I’m bent over a dissecting table, a cadaveric hand stretches out in front of me. My scalpel cuts away at the tissue over the biceps muscle. My face is covered in a surgeon’s mask and my hands are gloved. I am alone in the anatomy hall because there I am a Demonstrator Apprentice, a sort of tutor, who usually prepares the prosections for the medical students to see. My marks in Anatomy were very high and this lead to my selection in this unenviable post. I now have to spend Saturdays preparing prosections. My back hurts and as I stand upright to relieve my spine for a few minutes, I watch a reflection on the window across the hall. In it, is a familiar face. The face is smiling.
I turn around to see the Lecturer, Helena Stanchieva, looking absolutely ravishing in a black dress and a pearl necklace with an emerald stone in its centre. She is unsure at first, but as I step forward and take off my mask, she smiles widely and hugs me gingerly. I take off my gloves and my lab coat and step outside the hall with her.
‘You’re the new Demonstrator Apprentice!”
“Yes Ma’am I am”
“Congratulations! It has been far too long since I last saw you. Your hair looks,” she hesitates. She shouldn’t come off as inappropriate, she is, after all, a Lecturer and I am a bottom-of-the-food-chain medical student. “It looks nice”, she concludes abruptly. The two of decide to go down outside for a breath of fresh air. I can smell the formalin everywhere I go and I just hope to the high heavens that she can’t smell it off me. The smell of formalin is revoltingly sweet and sour at the same time. The smell of the cadaver, overpowering enough, also contains with it a certain stench of death that doesn’t go away. Maybe it is the formalin itself, or maybe it is just a figment of my own vivid imagination, but I hope that she can’t smell it.
She and I walk into a cool dusk. A refreshingly cool breeze flows, rustling the leaves on the trees. We sit on a bench and I ask her what she is doing here. “I am going to teach”, she replied,” I will teach the 1st Year students of the MD program”. My imagination does a stupid somersault and there is a juvenile thrill somewhere in my spine. I struggle for a second to bring my attention back to where I physically am. I dream of hazy afternoons and in my mind there is a wild thrill knowing that I could just see her everyday. I feel its juvenile awkwardness now that I sit confessing my shame to a screen. There is something so juvenile in falling for so many women that I feel like rebuking myself. There is something undeniably so adolescent in having crushes on women. I have only a contemptuous disgust for such things. These are not feelings that I respect, this is not a life I respect in any way, this constant wandering around with women on my mind, as if I have nothing more important.
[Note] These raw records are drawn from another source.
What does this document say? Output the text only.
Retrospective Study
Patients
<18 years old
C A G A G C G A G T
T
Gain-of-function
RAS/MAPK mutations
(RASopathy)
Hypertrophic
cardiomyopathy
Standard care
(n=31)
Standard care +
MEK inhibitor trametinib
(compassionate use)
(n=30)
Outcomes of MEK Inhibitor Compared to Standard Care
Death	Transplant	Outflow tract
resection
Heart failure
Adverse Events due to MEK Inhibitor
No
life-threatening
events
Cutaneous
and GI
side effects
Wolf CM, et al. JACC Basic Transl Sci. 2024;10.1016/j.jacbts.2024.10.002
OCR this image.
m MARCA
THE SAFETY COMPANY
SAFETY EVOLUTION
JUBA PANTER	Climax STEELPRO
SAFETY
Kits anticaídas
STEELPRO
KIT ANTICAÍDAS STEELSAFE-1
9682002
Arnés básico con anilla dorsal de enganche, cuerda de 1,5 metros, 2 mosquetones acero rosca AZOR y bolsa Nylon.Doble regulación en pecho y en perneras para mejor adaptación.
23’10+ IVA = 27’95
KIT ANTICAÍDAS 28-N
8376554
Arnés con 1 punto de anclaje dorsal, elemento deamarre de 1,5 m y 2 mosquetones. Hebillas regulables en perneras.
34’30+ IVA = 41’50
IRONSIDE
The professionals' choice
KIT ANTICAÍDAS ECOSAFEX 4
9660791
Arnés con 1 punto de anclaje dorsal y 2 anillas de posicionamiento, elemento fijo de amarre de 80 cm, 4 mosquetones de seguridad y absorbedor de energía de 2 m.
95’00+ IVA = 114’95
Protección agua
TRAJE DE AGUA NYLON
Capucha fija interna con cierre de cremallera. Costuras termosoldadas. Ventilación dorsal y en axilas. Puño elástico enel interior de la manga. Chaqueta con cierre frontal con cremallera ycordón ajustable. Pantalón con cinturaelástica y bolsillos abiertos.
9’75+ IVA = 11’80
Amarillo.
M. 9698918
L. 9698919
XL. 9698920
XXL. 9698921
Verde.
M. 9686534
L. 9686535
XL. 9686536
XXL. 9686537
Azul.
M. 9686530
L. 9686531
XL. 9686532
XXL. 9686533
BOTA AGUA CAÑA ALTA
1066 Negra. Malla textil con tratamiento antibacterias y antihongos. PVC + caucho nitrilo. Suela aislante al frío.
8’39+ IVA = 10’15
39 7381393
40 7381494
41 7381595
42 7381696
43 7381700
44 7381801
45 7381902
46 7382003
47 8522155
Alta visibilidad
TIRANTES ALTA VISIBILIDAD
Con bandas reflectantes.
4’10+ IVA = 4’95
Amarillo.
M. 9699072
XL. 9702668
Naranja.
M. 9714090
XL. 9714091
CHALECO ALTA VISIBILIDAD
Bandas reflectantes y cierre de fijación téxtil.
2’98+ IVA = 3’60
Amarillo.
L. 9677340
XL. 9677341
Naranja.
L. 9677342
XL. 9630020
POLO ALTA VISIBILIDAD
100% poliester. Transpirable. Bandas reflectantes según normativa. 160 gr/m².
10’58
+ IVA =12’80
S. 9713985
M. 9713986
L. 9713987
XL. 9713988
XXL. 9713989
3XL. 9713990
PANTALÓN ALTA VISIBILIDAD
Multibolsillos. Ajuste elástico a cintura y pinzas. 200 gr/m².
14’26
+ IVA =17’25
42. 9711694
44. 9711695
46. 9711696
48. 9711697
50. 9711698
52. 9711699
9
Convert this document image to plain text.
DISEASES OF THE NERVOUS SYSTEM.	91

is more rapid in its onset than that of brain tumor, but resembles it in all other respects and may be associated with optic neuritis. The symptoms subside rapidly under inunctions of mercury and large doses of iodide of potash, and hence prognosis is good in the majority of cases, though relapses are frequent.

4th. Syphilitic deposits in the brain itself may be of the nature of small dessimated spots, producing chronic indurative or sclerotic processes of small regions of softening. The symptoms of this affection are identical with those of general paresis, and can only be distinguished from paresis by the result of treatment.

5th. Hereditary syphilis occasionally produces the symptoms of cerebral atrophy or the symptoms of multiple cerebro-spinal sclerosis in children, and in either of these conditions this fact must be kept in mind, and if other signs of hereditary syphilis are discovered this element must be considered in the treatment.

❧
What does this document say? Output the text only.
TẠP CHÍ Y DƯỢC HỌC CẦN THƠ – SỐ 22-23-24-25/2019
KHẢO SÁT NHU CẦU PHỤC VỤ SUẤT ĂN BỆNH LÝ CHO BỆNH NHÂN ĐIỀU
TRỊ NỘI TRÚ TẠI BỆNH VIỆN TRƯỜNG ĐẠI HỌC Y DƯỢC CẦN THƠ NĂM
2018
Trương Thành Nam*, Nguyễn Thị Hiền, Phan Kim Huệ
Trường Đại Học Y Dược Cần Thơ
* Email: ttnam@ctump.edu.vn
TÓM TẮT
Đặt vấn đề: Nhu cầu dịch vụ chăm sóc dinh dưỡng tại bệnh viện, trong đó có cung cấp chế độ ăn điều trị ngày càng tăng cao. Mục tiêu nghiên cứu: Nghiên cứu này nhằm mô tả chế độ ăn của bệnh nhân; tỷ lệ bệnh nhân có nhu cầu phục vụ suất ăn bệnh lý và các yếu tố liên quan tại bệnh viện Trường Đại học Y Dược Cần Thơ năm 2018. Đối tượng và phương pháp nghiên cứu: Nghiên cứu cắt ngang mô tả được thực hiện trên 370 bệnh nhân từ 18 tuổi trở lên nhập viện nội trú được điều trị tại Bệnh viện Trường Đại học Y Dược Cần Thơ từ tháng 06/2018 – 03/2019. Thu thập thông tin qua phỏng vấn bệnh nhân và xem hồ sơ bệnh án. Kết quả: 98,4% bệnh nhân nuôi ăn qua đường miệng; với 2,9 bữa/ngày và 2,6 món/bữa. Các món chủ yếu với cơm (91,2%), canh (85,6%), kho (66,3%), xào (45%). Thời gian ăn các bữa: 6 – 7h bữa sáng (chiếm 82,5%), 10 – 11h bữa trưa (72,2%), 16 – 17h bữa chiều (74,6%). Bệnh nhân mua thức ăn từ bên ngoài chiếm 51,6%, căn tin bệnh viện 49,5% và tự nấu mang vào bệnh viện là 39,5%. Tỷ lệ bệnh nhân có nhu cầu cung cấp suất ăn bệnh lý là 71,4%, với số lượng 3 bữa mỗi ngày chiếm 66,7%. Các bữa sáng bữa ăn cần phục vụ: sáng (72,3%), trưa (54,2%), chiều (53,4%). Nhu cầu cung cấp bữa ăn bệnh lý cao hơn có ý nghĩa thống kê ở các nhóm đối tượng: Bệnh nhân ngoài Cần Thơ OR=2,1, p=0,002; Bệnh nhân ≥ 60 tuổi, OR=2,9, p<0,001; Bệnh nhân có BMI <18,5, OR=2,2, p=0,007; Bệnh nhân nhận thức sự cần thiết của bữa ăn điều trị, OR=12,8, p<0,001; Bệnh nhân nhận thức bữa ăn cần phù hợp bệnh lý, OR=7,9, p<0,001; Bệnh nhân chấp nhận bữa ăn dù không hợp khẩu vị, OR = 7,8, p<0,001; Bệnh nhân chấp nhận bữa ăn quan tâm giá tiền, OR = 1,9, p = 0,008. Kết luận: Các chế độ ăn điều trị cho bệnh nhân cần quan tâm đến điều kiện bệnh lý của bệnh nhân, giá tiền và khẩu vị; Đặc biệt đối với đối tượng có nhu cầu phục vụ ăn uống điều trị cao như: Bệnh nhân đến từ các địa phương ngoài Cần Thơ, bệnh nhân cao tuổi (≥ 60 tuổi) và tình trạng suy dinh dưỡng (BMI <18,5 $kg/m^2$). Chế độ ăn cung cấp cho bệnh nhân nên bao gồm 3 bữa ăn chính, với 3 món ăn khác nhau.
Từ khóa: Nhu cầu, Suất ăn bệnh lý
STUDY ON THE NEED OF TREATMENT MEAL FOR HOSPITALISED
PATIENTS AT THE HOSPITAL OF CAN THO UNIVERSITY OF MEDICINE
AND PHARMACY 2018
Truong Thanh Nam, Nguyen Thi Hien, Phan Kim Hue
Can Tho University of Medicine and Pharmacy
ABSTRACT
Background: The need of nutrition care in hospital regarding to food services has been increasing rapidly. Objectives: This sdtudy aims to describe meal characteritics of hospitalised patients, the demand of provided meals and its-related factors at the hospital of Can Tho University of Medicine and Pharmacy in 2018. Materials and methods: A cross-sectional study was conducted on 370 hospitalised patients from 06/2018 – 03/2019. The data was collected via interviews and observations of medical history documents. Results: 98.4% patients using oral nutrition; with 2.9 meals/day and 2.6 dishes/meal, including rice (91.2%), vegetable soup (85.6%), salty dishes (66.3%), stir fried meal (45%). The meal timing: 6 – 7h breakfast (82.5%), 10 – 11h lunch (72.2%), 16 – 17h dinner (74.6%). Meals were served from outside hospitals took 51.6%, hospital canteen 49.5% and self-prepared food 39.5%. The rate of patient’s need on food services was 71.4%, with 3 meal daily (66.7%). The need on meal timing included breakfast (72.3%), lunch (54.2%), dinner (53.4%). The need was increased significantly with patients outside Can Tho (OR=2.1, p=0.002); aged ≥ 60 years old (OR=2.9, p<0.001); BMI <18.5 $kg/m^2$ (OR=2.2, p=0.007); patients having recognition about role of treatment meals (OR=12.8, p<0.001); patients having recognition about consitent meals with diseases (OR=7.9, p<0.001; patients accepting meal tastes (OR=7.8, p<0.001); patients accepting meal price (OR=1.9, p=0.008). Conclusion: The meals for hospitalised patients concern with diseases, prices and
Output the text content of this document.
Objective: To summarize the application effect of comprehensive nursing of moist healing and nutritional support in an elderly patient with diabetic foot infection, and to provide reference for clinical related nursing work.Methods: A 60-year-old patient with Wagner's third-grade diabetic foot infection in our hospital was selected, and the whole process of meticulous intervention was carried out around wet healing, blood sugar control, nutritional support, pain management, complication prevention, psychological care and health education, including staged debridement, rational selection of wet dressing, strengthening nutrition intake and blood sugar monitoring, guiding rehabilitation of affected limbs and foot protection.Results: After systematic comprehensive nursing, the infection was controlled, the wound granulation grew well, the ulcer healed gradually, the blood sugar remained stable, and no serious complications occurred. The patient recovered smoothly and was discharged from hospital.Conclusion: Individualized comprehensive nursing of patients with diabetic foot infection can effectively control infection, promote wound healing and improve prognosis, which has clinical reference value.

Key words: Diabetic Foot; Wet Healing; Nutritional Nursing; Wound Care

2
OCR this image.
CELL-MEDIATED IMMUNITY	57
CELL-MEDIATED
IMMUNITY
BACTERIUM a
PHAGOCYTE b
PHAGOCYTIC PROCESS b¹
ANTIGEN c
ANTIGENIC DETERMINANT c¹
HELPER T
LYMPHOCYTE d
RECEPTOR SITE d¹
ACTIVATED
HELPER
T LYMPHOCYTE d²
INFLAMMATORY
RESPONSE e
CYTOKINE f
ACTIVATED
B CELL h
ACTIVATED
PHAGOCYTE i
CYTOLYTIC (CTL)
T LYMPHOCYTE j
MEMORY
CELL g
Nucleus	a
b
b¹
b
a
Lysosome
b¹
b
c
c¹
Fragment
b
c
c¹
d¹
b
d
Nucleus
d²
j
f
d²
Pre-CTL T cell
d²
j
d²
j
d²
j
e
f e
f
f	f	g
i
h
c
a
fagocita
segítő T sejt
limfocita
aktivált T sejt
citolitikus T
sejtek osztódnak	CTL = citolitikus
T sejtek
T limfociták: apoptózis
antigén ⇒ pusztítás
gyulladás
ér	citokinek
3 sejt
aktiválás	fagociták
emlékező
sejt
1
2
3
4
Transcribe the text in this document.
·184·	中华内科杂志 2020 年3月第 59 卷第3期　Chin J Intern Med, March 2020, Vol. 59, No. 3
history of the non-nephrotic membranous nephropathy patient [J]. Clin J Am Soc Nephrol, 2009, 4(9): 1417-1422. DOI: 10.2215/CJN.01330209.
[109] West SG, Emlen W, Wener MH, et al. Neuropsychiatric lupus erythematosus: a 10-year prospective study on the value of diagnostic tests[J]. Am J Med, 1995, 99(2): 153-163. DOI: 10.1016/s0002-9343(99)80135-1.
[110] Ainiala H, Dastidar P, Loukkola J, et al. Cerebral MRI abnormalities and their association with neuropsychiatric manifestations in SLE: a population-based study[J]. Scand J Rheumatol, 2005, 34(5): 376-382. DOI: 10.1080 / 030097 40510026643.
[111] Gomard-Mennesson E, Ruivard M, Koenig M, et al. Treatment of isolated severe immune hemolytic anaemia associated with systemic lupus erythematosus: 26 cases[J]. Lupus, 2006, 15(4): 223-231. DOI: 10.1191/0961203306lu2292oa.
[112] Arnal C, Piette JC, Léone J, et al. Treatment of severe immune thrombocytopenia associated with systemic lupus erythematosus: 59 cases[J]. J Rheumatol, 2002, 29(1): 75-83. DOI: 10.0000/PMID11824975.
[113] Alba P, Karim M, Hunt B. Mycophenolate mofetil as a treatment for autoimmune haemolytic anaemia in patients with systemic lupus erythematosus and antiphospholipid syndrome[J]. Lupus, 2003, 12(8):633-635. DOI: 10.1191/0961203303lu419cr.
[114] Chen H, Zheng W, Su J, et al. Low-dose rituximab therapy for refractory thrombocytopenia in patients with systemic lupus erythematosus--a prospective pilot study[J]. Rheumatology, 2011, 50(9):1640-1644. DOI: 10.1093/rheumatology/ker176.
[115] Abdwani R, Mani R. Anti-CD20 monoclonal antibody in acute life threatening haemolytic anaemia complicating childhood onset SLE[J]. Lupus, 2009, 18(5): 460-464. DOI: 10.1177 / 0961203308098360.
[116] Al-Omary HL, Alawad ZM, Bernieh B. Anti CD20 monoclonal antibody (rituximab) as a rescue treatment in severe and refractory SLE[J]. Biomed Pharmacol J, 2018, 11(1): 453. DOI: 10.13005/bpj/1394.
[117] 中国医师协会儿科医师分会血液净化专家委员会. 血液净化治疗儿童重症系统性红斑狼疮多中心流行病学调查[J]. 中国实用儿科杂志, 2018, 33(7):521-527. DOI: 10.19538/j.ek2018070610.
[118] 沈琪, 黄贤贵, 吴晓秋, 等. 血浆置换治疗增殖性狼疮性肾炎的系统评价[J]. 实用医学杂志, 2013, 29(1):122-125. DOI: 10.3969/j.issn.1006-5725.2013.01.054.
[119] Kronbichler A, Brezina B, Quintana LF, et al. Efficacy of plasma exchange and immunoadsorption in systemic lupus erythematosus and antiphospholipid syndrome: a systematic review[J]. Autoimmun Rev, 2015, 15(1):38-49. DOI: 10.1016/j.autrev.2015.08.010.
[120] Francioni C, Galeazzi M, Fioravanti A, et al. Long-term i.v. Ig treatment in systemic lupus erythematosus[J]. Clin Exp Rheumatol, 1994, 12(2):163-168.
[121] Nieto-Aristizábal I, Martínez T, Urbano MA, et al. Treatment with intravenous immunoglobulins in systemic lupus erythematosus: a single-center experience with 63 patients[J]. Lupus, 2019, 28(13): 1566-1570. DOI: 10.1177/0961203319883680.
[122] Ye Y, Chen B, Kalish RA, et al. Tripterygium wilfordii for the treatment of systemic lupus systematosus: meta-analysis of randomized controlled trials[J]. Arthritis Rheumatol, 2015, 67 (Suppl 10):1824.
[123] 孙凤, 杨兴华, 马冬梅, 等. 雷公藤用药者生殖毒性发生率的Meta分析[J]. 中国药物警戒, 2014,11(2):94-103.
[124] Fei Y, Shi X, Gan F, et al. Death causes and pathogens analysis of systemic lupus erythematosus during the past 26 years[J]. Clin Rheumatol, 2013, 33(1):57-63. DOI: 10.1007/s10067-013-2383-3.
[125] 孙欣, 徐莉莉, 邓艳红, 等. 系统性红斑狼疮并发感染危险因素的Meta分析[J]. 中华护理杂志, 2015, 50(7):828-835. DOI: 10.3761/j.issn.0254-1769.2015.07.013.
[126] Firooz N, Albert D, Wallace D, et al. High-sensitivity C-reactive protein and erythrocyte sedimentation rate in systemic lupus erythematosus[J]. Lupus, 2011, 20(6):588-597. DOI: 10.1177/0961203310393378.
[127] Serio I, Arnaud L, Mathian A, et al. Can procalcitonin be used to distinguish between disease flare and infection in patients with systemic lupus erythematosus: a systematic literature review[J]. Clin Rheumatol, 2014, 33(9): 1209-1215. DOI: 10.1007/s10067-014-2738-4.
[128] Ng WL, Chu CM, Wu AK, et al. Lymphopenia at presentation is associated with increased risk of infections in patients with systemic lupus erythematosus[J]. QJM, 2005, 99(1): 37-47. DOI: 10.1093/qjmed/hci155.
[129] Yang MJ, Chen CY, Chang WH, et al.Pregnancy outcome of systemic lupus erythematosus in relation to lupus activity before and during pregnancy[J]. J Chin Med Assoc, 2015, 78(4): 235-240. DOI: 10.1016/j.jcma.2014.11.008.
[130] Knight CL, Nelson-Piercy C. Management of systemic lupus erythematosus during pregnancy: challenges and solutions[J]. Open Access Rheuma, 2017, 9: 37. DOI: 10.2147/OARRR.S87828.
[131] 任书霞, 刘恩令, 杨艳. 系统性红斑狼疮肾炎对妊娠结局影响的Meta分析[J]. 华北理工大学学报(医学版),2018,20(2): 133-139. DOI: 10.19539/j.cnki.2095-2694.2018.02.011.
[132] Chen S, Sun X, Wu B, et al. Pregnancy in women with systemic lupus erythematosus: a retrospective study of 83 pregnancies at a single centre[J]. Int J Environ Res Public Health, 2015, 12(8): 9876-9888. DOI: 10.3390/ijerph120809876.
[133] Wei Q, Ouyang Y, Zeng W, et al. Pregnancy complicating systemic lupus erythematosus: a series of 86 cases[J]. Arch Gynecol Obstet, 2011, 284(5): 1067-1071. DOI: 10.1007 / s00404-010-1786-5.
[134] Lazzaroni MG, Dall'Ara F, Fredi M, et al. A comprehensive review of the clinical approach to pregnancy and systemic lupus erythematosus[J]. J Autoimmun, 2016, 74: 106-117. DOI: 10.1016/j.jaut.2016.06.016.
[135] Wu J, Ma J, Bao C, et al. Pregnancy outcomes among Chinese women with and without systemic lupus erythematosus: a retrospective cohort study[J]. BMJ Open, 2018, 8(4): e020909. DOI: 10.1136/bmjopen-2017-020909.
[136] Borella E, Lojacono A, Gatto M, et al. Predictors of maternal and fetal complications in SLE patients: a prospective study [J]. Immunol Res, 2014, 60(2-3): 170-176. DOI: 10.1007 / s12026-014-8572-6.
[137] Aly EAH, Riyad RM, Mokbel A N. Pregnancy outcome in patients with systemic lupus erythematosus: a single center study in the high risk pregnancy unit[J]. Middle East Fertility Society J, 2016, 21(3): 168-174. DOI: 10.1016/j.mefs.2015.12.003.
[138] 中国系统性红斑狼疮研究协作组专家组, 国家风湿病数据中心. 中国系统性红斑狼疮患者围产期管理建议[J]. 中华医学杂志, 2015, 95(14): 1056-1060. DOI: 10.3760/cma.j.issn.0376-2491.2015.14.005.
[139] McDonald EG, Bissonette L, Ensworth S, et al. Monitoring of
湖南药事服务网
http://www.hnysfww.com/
As we sat in the silence, I wished that I could overcome my soft-kneed fascination for Helena, but I wished to revel in it. I wished to revel in the possibility that there was something here, some form of innuendo that could make my sordidly boring life as a foreigner more palatable. It is a distraction I wish I had, something to measure time with.
We went out for a cup of coffee later. She returned to her laboratory to continue her work, and I climbed up the steps to the Anatomy Hall, silently putting on my lab coat and my gloves and a mask. I feel a despondency that ate away at my sense of inner peace as i stood over a cadaver, cutting away at the sub-cutaneous tissue, hoping that those eyes that had seen me for over a quarter of an hour, would return to see the turmoil in my mind, the tempestuous sea of emotion that I felt as I tried to make up my mind about the women in my life.